L'éditorial d'Adam Thiam : Faga-gag (la lettre d'un rebelle au chef de l'état avec ampliation aux partenaires du Mali)

Publié le par Oussouf DIAGOLA

Il y a plusieurs types de mutinerie. Et la lettre adressée par le colonel Fagaga au président de la République, chef suprême des armées et ancien général de surcroît en est indiscutablement une. Surtout si la correspondance a été adressée aux partenaires du Mali comme il le semble. L’anomalie est à déplorer car elle ne peut se généraliser impunément pour la nation. Même si, en vérité, nous sommes en train de payer pour notre histoire immédiate.

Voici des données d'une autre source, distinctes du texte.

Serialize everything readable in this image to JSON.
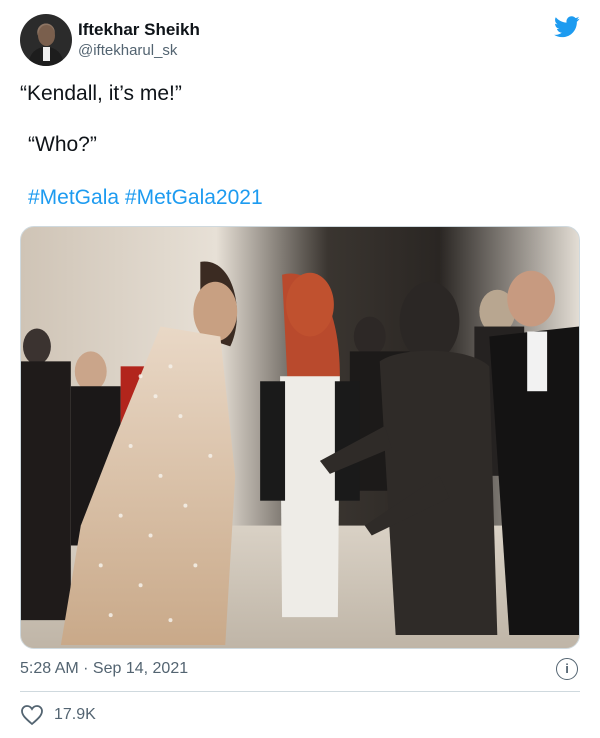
{
  "author": {
    "display_name": "Iftekhar Sheikh",
    "handle": "@iftekharul_sk"
  },
  "tweet": {
    "line1": "“Kendall, it’s me!”",
    "line2": "“Who?”",
    "hashtags": [
      "#MetGala",
      "#MetGala2021"
    ]
  },
  "meta": {
    "timestamp": "5:28 AM · Sep 14, 2021"
  },
  "engagement": {
    "likes": "17.9K"
  },
  "colors": {
    "accent": "#1d9bf0",
    "secondary_text": "#536471",
    "divider": "#cfd9de"
  },
  "icons": {
    "brand": "twitter-bird-icon",
    "info": "info-icon",
    "like": "heart-icon"
  }
}
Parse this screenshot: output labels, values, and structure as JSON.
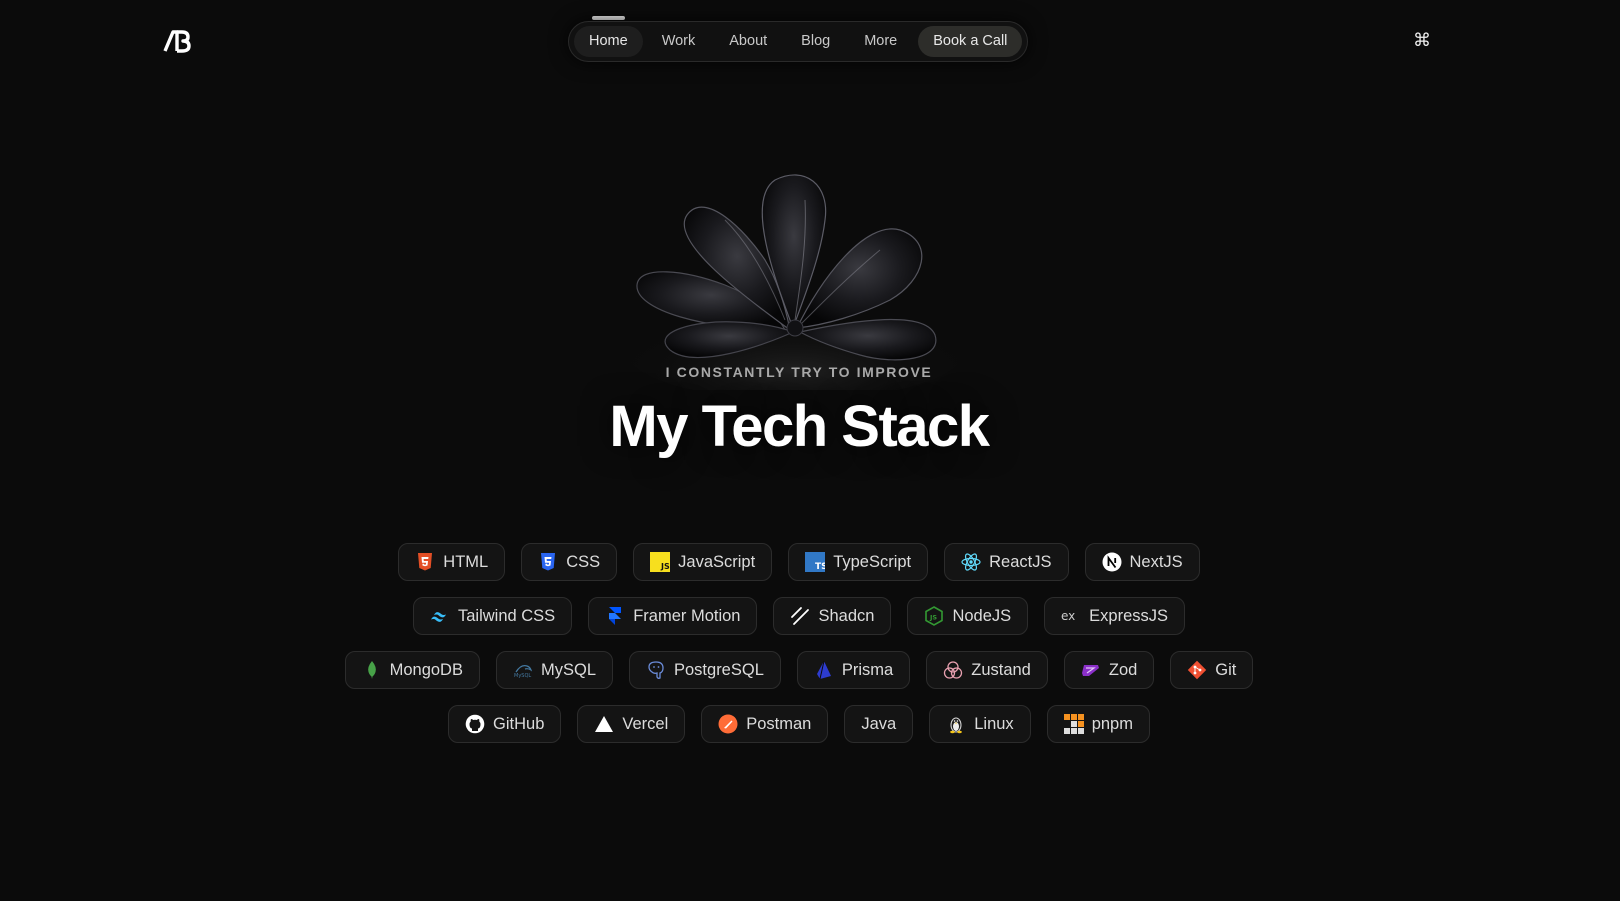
{
  "header": {
    "logo_text": "AB",
    "nav": [
      {
        "label": "Home",
        "active": true
      },
      {
        "label": "Work"
      },
      {
        "label": "About"
      },
      {
        "label": "Blog"
      },
      {
        "label": "More"
      }
    ],
    "cta_label": "Book a Call",
    "command_icon": "command-icon"
  },
  "hero": {
    "eyebrow": "I CONSTANTLY TRY TO IMPROVE",
    "title": "My Tech Stack"
  },
  "stack": {
    "row1": [
      {
        "label": "HTML",
        "icon": "html-icon",
        "color": "#e34f26"
      },
      {
        "label": "CSS",
        "icon": "css-icon",
        "color": "#2965f1"
      },
      {
        "label": "JavaScript",
        "icon": "javascript-icon",
        "color": "#f7df1e"
      },
      {
        "label": "TypeScript",
        "icon": "typescript-icon",
        "color": "#3178c6"
      },
      {
        "label": "ReactJS",
        "icon": "react-icon",
        "color": "#61dafb"
      },
      {
        "label": "NextJS",
        "icon": "nextjs-icon",
        "color": "#ffffff"
      }
    ],
    "row2": [
      {
        "label": "Tailwind CSS",
        "icon": "tailwind-icon",
        "color": "#38bdf8"
      },
      {
        "label": "Framer Motion",
        "icon": "framer-icon",
        "color": "#0055ff"
      },
      {
        "label": "Shadcn",
        "icon": "shadcn-icon",
        "color": "#ffffff"
      },
      {
        "label": "NodeJS",
        "icon": "nodejs-icon",
        "color": "#339933"
      },
      {
        "label": "ExpressJS",
        "icon": "express-icon",
        "color": "#cccccc"
      }
    ],
    "row3": [
      {
        "label": "MongoDB",
        "icon": "mongodb-icon",
        "color": "#47a248"
      },
      {
        "label": "MySQL",
        "icon": "mysql-icon",
        "color": "#4479a1"
      },
      {
        "label": "PostgreSQL",
        "icon": "postgresql-icon",
        "color": "#4169e1"
      },
      {
        "label": "Prisma",
        "icon": "prisma-icon",
        "color": "#2d3cd0"
      },
      {
        "label": "Zustand",
        "icon": "zustand-icon",
        "color": "#e8a0b0"
      },
      {
        "label": "Zod",
        "icon": "zod-icon",
        "color": "#8b2fc9"
      },
      {
        "label": "Git",
        "icon": "git-icon",
        "color": "#f05032"
      }
    ],
    "row4": [
      {
        "label": "GitHub",
        "icon": "github-icon",
        "color": "#ffffff"
      },
      {
        "label": "Vercel",
        "icon": "vercel-icon",
        "color": "#ffffff"
      },
      {
        "label": "Postman",
        "icon": "postman-icon",
        "color": "#ff6c37"
      },
      {
        "label": "Java",
        "icon": "",
        "color": ""
      },
      {
        "label": "Linux",
        "icon": "linux-icon",
        "color": "#f5c518"
      },
      {
        "label": "pnpm",
        "icon": "pnpm-icon",
        "color": "#f69220"
      }
    ]
  }
}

Nous avons applaudi le pacte national des deux mains et nous avons eu raison de le faire, la guerre ne pouvant faire qu’un vaincu : le Mali. D’où l’actuelle armée de notre démocratie au lieu de l’armée de nos besoins. Celle-ci reste à construire contre tous les comportements à la Fagaga mais aussi contre la confrérie des officiers bedonnants et salonnards qui infestent si souvent les armées africaines. Pour clore sur la forme, il faut que Fagaga sache ceci : il est adossé à la rancœur de 2600 jeunes mais le quatorze millionième malien est né dimanche dernier. Il n’a donc pas l’arithmétique avec lui. Pour le fond, les griefs de l’officier méritent d’être examinés parce que le Mali est au dessus de chacun d’entre nous. Il n’est pas acceptable que l’Etat soit complice d’un groupe de citoyens contre un autre, qu’il porte au pinacle un groupe et organise la descente aux enfers d’un autre.

S’il n’est pas perçu comme un arbitre, alors l’Etat devient un problème, et un problème est forcément une cible. En prévenant contre ce qu’il croit être la banalisation des Ifoghas, Fagaga pointe les plaies mal refermées. Il faut y prêter garde. Quand il invite à un processus plus participatif dans l’accès aux projets de réinsertion, il a également raison. Si on doit leur raser la tête, alors les Ichoumars doivent être présents.

Les autres griefs soulevés relèvent d’une question d’appréciation et ils ne doivent pas remettre en cause la volonté de dialogue. Car les Maliens, y compris ceux du Sud, le savent : le développement est la seule arme qui permet la paix au Nord. Mieux, ils acceptent la discrimination positive pour le septentrion. Le seul problème est que le ventre est profond. A moins qu’il ne reçoive pas vraiment tout ce qui lui est destiné. Ce qui a été souvent dit et qui est le terreau de tous les Fagaga.